Y estalla en un torrente de lágrimas. —¿Qué?— inquiere él.
—No lo sé —y llora de desesperación.
—No tengas miedo en decírmelo, Sola, querida. Quizá pueda conseguírtelo cuando sea grande.
—No lo entenderías. Eres tan pequeño… Ni yo misma lo entiendo… día y noche.
—¿Es porque estás hecha como estás hecha? —preguntó él, lleno de simpatía y consciente de que la discusión bordeaba ahora los secretos más íntimos del cuerpo humano, que, por lo general, es costumbre no mencionar… Posiblemente fuese un error de su parte, pero las palabras se le escurrieron de los labios antes de que se diese cuenta.
—Sí —suspiró ella después de reflexionar, desconsolada.
—No importa, Sola, cariñito —susurró él entonces, y le palmeó la mejilla, decidido a consolarla—. Nadie lo sabrá. No se lo diré a nadie. Y le diré a Gvendur que no se lo cuente a nadie.

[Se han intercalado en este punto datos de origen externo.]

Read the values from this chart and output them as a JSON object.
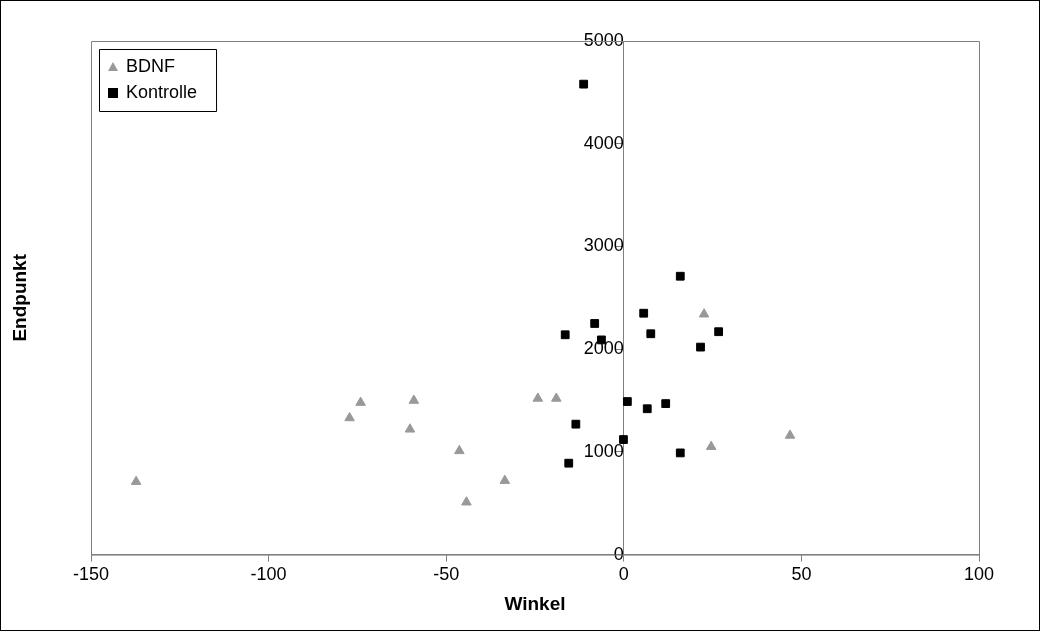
{
  "chart_data": {
    "type": "scatter",
    "xlabel": "Winkel",
    "ylabel": "Endpunkt",
    "xlim": [
      -150,
      100
    ],
    "xticks": [
      -150,
      -100,
      -50,
      0,
      50,
      100
    ],
    "ylim": [
      0,
      5000
    ],
    "yticks": [
      0,
      1000,
      2000,
      3000,
      4000,
      5000
    ],
    "grid": false,
    "legend": "top left",
    "series": [
      {
        "name": "BDNF",
        "color": "#999999",
        "marker": "triangle",
        "x": [
          -137.3,
          -74.1,
          -77.2,
          -59.1,
          -60.2,
          -46.3,
          -33.5,
          -44.3,
          -24.2,
          -19.0,
          22.6,
          24.6,
          46.8
        ],
        "values": [
          710,
          1480,
          1330,
          1500,
          1220,
          1010,
          720,
          510,
          1520,
          1520,
          2340,
          1050,
          1160
        ]
      },
      {
        "name": "Kontrolle",
        "color": "#000000",
        "marker": "square",
        "x": [
          -11.3,
          15.9,
          5.6,
          -8.2,
          -16.5,
          -6.3,
          7.6,
          26.7,
          21.6,
          1.0,
          6.6,
          11.8,
          -13.5,
          -0.1,
          15.9,
          -15.5
        ],
        "values": [
          4580,
          2710,
          2350,
          2250,
          2140,
          2090,
          2150,
          2170,
          2020,
          1490,
          1420,
          1470,
          1270,
          1120,
          990,
          890
        ]
      }
    ]
  }
}
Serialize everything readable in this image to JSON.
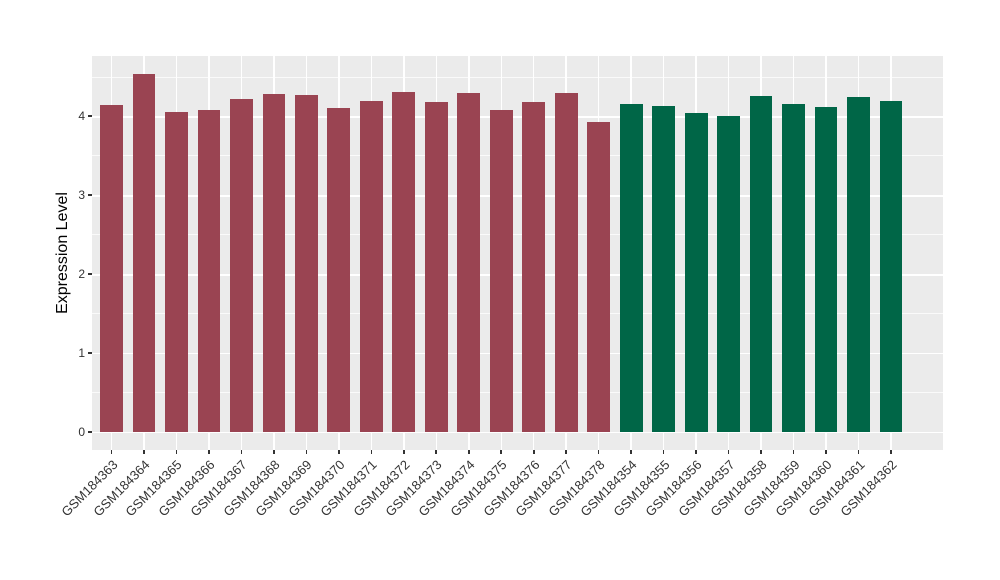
{
  "chart_data": {
    "type": "bar",
    "title": "",
    "xlabel": "",
    "ylabel": "Expression Level",
    "legend": "none",
    "grid": true,
    "panel_bg": "#EBEBEB",
    "grid_color": "#FFFFFF",
    "tick_color": "#333333",
    "categories": [
      "GSM184363",
      "GSM184364",
      "GSM184365",
      "GSM184366",
      "GSM184367",
      "GSM184368",
      "GSM184369",
      "GSM184370",
      "GSM184371",
      "GSM184372",
      "GSM184373",
      "GSM184374",
      "GSM184375",
      "GSM184376",
      "GSM184377",
      "GSM184378",
      "GSM184354",
      "GSM184355",
      "GSM184356",
      "GSM184357",
      "GSM184358",
      "GSM184359",
      "GSM184360",
      "GSM184361",
      "GSM184362"
    ],
    "values": [
      4.14,
      4.53,
      4.05,
      4.08,
      4.22,
      4.28,
      4.26,
      4.1,
      4.19,
      4.31,
      4.18,
      4.29,
      4.08,
      4.18,
      4.29,
      3.93,
      4.15,
      4.13,
      4.04,
      4.0,
      4.25,
      4.15,
      4.12,
      4.24,
      4.19
    ],
    "bar_groups": [
      0,
      0,
      0,
      0,
      0,
      0,
      0,
      0,
      0,
      0,
      0,
      0,
      0,
      0,
      0,
      0,
      1,
      1,
      1,
      1,
      1,
      1,
      1,
      1,
      1
    ],
    "group_colors": [
      "#9A4452",
      "#006647"
    ],
    "ylim": [
      -0.23,
      4.76
    ],
    "yticks": [
      0,
      1,
      2,
      3,
      4
    ],
    "yminor": [
      0.5,
      1.5,
      2.5,
      3.5,
      4.5
    ],
    "bar_width_fraction": 0.7
  }
}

—¿Es que lo sabes?, preguntó ella, apartándose la tela de los ojos y mirándole rectamente a la cara. —¿Lo sabéis?
—No, Sola, cariñito; no sé nada. No miré. No tiene importancia. Y de todos modos, nadie puede remediarlo. Y cuando yo sea un hombre grande, quizá construiré una casa en otro país y entonces podrás venir y vivir conmigo y comer patatas.
—¿Patatas? ¿Para qué quiero patatas?
—Como dice en la historia sagrada —explicó él.
—En la historia sagrada no hay patatas.
—Digo eso que se comió la mujer de la historia sagrada.
—Yo no sé nada de la historia sagrada —dijo ella, contemplando el espacio con ojos hinchados por las lágrimas—. Dios es un enemigo del alma.
Y de súbito él inquirió:
—¿Qué deseaste en el invierno, Sola, cuando el maestro nos concedió a todos un deseo?
Al principio ella le observó inquisitivamente, y el bizqueo de sus ojos pareció más pronunciado que nunca a causa del llanto; luego bajó los párpados y comenzó a arrancar hierbas del suelo.
—No debes decírselo a nadie —dijo.
—No, nunca se lo diré a nadie. ¿Qué fue?
—Amor —repuso ella, y entonces, una vez, su llanto rompió todas las cadenas y una y otra vez repitió entre sollozos—: Amor, amor, amor.
—¿Qué quieres decir? —inquirió él.
Ella volvió a arrojarse al suelo, con los hombros sacudidos por los sollozos, como cuando él se le acercara hacía unos momentos, y gimió:
—¡Ojalá me muriese! ¡Morir, morir!
Él no supo qué decir ante tanta pena. Se sentó en silencio junto a su hermana, sobre el verde de la primavera, que también era joven, y las cuerdas ocultas en su corazón comenzaron a estremecerse, y a sonar.
Era la primera vez que atisbaba en el laberinto del alma humana. Estaba muy lejos de comprender lo que veía. Pero, lo que era más valioso aún, sentía y sufría con ella. En los años que vendrían después revivió ese recuerdo en canciones, en la más hermosa canción que el mundo ha conocido. Porque la comprensión de lo indefensa que es el alma, del conflicto entre los dos polos, no es la fuente de las más grandes canciones. La fuente de las más grandes canciones es la simpatía. Simpatía con Asta Sóllilja, caída en tierra.